Not much to go on here. No markings on any of the parts. Square nuts/bolts and one truss rod is covered with a galvanized tube. I'm guessing the galvanized tube is more of a clue than anything, but I don't know how old that makes it. My "old in 1951" Morgan vise has galvanized parts too.
As for wood, the original stuff is ready to retire, but still intact. It's quite soft. Actually looks like pine to me. Someone might have replaced the wood at some when along the way, but it's definitely been sitting out in the rain for the last 30 years, which would seem to contraindicate pine. Cedar? Hemlock? What soft wood would withstand 30 years in the rain, and untold decades in the basement, not to mention decades of hard use?
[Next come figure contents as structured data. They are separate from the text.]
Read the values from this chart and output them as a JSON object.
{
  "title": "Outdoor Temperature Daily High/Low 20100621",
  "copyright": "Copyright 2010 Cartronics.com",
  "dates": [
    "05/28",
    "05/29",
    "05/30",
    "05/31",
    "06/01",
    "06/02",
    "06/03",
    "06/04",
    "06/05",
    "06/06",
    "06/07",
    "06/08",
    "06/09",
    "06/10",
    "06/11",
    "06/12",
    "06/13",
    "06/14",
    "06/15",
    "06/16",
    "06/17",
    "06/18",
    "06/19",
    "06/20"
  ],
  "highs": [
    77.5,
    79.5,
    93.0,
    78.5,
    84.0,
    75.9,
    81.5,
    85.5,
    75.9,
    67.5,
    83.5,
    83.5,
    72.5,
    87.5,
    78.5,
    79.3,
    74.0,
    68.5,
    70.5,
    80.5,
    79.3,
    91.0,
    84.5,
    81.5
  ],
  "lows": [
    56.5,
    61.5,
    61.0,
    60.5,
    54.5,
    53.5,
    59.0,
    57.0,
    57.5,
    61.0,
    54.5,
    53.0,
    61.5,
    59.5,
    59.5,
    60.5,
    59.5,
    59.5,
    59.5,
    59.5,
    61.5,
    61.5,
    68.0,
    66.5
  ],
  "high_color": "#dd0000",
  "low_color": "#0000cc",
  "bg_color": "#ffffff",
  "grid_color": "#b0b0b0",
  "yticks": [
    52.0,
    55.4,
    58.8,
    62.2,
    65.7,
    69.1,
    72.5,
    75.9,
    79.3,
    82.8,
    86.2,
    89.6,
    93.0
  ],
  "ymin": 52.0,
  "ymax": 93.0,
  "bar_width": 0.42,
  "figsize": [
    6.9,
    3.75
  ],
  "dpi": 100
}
Whether it was my great grandfather or my great grandfather's father, he was dirt poor, and lived in the mountains of Virginia.
Finally, the "I have my great grandfather's axe. My grandfather replaced the handle, and my father replaced the head" argument comes to mind here. I'm restoring this as a gift for my grandmother, and am in a heated debate with my mother over what to do.
Mom says bolt/screw/wire (or even *duct tape* bleah!) on some kind of braces to shore up the rotten wood, leave it half rotten and rusty and covered with dried up cow shit, and the fact that this wood has been touched by old and long-since-buried hands will have more sentimental value. OTOH, I say to do the tool and the man who once used it honor, it should be restored to working order, which absolutely means new wood, and maybe electrolysis and painting. (The metal has a stable coating of rust, so if I can get the bolts apart, I can do this without having to de-rust it. Could use swaying either way on that score.)
She says the receiver of the tool will never use it (and she won't... she's
80-something, and has gotten pretty fragile these past few years), so I should do the minimum necessary to keep it from falling apart, keep the old, sentimental wood, and then wire a flower pot to it and call it a planter. I say restore it completely, make a nice display box and put the old, rotten handles in the box.Making a planter out of a 70-100 year old plow seems obscene to me. Am I wrong here people? Then again, Mom knows her mother's mind better than I do, so I'm inclined to do what she wants with it, even though the concept is highly offensive to me as a lover of tools.